J.R. Wilburn

No. 86
- Position: Wide receiver

Personal information
- Born: April 27, 1943 (age 83) Portsmouth, Virginia, U.S.
- Listed height: 6 ft 2 in (1.88 m)
- Listed weight: 190 lb (86 kg)

Career information
- High school: Cradock (Portsmouth)
- College: South Carolina (1961-1965)
- NFL draft: 1965 (13th round, 171st overall pick)
- AFL draft: 1965 (Red Shirt 7th round, 56th overall pick)

Career history
- Pittsburgh Steelers (1966–1970);

Awards and highlights
- First-team All-ACC (1965); Second-team All-ACC (1964); Virginia Sports Hall of Fame, 2004;

Career NFL statistics
- Receptions: 123
- Receiving yards: 1,834
- Touchdowns: 8
- Stats at Pro Football Reference

= J. R. Wilburn =

American football player (born 1943)

Johnnie Richard Wilburn Jr. (born April 27, 1943) is an American former professional football player who was a wide receiver for five seasons in the National Football League (NFL) for the Pittsburgh Steelers. Wilburn played college football for the South Carolina Gamecocks.

== Early life ==
Wilburn grew up in a close-knit community where his father worked in the navy yards. Surrounded by neighborhood friends, Wilburn spent much of his childhood playing sports, which laid the foundation for his athletic pursuits.

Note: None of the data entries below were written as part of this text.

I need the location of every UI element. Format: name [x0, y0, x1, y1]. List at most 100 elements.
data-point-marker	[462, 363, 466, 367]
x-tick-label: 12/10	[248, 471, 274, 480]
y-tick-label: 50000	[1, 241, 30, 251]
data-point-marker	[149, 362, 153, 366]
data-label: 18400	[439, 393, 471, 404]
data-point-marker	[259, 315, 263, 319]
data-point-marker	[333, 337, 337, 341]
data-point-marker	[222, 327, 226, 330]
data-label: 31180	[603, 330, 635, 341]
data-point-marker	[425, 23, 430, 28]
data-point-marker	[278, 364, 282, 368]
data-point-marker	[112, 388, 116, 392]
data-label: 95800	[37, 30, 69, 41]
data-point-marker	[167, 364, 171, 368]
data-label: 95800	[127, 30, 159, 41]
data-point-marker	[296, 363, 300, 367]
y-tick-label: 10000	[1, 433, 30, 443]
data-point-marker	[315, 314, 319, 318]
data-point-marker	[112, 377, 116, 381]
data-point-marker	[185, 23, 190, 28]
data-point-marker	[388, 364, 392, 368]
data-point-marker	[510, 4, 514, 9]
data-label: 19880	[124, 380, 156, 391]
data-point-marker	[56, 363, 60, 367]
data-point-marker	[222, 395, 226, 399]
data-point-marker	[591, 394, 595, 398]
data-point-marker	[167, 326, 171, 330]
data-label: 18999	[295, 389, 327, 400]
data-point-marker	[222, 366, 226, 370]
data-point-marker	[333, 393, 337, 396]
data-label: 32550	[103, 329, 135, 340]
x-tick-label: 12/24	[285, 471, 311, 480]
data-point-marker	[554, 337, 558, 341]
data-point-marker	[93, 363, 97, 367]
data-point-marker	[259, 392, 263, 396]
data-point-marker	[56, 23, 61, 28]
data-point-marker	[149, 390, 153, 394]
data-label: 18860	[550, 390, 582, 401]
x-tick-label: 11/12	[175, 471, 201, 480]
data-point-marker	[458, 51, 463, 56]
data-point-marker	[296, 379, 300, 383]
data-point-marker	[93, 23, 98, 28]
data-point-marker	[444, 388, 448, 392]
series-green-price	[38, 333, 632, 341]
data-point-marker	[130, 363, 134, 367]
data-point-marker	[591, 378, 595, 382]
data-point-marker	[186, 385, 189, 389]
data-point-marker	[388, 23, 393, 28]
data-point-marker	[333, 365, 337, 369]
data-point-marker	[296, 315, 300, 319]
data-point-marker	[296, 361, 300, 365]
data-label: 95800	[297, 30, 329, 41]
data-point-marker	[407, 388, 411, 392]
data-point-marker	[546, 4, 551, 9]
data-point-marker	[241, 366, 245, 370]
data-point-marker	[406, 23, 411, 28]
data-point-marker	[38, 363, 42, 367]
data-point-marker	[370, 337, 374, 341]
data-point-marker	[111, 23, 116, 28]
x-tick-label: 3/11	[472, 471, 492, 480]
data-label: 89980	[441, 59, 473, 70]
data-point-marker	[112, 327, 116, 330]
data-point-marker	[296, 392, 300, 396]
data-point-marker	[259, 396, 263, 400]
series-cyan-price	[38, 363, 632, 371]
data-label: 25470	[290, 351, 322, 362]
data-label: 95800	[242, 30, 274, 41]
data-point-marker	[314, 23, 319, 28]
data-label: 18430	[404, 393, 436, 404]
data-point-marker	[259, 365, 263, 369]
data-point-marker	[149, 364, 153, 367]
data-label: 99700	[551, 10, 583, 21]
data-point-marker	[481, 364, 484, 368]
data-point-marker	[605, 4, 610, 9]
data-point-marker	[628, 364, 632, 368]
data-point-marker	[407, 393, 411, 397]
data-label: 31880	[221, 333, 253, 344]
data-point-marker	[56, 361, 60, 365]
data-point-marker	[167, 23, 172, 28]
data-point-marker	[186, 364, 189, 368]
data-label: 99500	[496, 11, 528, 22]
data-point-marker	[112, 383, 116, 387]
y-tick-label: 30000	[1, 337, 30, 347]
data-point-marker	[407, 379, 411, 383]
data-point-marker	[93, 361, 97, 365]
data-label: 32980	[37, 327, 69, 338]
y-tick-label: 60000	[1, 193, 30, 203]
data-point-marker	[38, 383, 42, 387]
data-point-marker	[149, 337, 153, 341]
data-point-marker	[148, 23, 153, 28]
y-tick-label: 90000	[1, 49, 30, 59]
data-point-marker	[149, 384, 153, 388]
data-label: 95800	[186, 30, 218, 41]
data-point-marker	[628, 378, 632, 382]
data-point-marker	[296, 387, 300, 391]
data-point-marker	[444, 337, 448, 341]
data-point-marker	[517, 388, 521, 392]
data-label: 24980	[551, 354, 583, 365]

Wilburn attended Cradock High School in Portsmouth, where he emerged as a promising wide receiver. His talent on the football field earned him a scholarship to the University of South Carolina, recruited by fellow Virginia Sports Hall of Famer Marvin Bass. At USC, Wilburn excelled in both football and track and field. As a split end, he led the team in receptions for three seasons and served as co-captain. In track, he was a standout in the javelin, long jump, triple jump, and high jump, once scoring the most points ever in a dual meet against the University of North Carolina.

Wilburn's collegiate achievements included being named to the All-Atlantic Coast Conference team, finishing his senior year with the second-most catches (38) in the ACC. He was also runner-up for ACC Athlete of the Year, received Honorable Mention All-American honors, and was twice named All-State. His performance in the 1965 Blue-Gray game set a record with 10 receptions. That same year, he was recognized as South Carolina’s Athlete of the Year and the Virginia Beach Sports Club’s Outstanding College Football Player from the Commonwealth of Virginia.

== Professional career ==
J.R. Wilburn enjoyed a notable professional football career as a wide receiver and tight end for the Pittsburgh Steelers from 1966 to 1970. After a standout collegiate tenure at the University of South Carolina, where he earned All-ACC honors and participated in the Blue-Gray game, Wilburn was selected in both the NFL and AFL drafts in 1965.

During his five-season NFL career, Wilburn appeared in 58 games, recording 123 receptions for 1,834 yards and eight touchdowns. His most productive season came in 1967, when he caught 51 passes for 767 yards and five touchdowns. A highlight of his career was a game against the Dallas Cowboys on October 22, 1967, where he amassed a career-high 142 yards from scrimmage.

Wilburn's tenure with the Steelers coincided with a period of transition for the team. He played under coaches Bill Austin and Chuck Noll, witnessing the early stages of the franchise's eventual rise to prominence. After being traded to the San Diego Chargers, Wilburn suffered injuries that led him to retire from professional football.

Following his football career, Wilburn worked for Reynolds Metals, which later became part of Alcoa, for 39 years. He began working there during the off-seasons of his football career and continued after retiring from the NFL.

In recognition of his contributions to the sport, Wilburn was inducted into the Virginia Sports Hall of Fame in 2004.